WASHINGTON, D.C. - The House just passed the Save Our Seas Act, which the Senate passed last year. 

This is the bill that the Ocean Policy course, taught by Frank E. Muller-Karger and Mark Luther, focused on this year when five USF College of Marine Science graduate students traveled to D.C. to meet with and encourage members of the House subcommittees in which the bill resided to bring it to a vote. After a year of no action, the bill was brought up for debate two weeks after our visit, and just passed last week. It will accomplish the following:

  1. It calls on the Executive Branch to get the U.S. State Department more engaged in addressing marine debris. The State Department would do this by working directly with countries that have been identified as significant sources of ocean plastic. This process will help open a dialogue about potential solutions, including waste management infrastructure, to reduce trash leaking into the marine environment. Not only is Congress recognizing the marine debris problem is global in nature but they are also recognizing that the State Department has an important role to play to make a meaningful reduction in the amount of trash flowing into our ocean.

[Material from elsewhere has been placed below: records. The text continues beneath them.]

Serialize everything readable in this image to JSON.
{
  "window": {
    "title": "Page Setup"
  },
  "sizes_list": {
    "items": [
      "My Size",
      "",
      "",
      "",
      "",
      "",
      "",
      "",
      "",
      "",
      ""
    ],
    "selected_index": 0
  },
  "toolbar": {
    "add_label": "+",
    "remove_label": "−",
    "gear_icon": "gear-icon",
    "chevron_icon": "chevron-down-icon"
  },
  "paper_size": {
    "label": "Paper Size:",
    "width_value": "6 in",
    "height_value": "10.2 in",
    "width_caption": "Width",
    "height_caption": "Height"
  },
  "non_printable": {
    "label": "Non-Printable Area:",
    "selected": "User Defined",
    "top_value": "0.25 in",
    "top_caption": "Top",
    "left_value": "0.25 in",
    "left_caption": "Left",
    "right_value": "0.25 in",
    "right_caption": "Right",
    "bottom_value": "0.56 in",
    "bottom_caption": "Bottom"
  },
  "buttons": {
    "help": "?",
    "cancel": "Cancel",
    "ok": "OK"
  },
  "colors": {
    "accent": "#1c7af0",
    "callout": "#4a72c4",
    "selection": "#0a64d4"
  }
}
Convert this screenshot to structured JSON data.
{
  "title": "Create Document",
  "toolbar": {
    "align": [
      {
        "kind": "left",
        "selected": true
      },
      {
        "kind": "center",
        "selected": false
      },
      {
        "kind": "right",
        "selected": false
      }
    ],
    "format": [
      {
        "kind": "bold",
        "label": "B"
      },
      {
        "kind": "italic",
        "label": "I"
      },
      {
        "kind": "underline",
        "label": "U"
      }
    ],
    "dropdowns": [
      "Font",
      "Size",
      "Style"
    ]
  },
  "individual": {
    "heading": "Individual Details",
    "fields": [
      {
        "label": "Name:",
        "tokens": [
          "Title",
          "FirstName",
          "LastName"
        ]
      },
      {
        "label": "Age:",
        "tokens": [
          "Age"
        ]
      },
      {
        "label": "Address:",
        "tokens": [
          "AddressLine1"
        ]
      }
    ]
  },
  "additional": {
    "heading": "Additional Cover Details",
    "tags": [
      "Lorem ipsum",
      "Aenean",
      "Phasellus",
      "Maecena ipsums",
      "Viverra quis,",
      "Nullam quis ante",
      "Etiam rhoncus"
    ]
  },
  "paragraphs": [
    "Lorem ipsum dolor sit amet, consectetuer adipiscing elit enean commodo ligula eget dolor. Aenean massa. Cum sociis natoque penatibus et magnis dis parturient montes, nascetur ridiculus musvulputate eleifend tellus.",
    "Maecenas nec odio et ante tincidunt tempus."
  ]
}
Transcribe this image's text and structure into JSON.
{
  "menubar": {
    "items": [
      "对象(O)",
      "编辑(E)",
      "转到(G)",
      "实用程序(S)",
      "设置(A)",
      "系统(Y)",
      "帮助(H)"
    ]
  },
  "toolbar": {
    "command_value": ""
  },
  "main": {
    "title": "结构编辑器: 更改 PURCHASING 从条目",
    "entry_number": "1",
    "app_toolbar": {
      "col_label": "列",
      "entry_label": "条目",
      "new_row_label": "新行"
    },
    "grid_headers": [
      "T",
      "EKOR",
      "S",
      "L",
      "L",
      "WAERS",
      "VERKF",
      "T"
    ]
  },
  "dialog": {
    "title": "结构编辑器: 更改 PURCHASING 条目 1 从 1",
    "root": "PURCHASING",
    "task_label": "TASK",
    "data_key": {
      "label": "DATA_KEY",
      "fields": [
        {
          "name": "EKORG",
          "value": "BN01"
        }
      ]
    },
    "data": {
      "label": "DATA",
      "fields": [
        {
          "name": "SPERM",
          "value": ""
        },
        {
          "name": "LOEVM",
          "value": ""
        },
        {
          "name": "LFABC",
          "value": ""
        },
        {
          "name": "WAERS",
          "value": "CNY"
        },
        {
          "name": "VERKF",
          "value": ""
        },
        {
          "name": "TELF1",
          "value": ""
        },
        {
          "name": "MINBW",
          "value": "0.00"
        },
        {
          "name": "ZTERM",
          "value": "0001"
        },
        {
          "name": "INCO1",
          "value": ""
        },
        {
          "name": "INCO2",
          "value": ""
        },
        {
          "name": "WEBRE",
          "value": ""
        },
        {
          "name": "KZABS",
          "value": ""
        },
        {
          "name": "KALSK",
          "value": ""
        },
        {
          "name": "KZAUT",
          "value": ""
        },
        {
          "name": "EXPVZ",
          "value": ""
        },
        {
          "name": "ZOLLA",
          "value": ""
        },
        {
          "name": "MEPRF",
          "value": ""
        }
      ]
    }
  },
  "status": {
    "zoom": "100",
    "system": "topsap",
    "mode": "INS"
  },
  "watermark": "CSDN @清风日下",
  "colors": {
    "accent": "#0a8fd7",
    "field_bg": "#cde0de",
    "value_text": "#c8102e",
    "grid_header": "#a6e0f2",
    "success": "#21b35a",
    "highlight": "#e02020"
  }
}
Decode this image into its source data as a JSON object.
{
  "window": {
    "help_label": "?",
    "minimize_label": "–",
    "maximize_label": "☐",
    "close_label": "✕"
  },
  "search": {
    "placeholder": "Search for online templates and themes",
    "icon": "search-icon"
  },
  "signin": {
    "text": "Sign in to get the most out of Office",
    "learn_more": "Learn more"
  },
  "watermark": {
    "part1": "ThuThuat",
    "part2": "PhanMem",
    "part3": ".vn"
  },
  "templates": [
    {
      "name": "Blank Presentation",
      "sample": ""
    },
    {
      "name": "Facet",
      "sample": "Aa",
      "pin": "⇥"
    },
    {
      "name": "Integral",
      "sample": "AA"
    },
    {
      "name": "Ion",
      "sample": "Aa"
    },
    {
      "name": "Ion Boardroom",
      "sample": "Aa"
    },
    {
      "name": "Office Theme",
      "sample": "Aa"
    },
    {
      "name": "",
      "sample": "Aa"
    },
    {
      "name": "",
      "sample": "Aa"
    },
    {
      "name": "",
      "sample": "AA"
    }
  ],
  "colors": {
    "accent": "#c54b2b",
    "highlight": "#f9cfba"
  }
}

  2. It reauthorizes NOAA’s Marine Debris Program for five years at a maximum of $10 million per year. This is important because as the federal budget continues to be squeezed, programs are being pitted against each other for limited funding. While many federal programs operate with expired Congressional authorizations and still receive appropriated funds, a program that has specifically been reauthorized by Congress is more likely to be prioritized for funding during the annual Federal budget process. In short, being authorized by Congress is a clear signal that your program is a priority and is likely to be protected from budget cuts.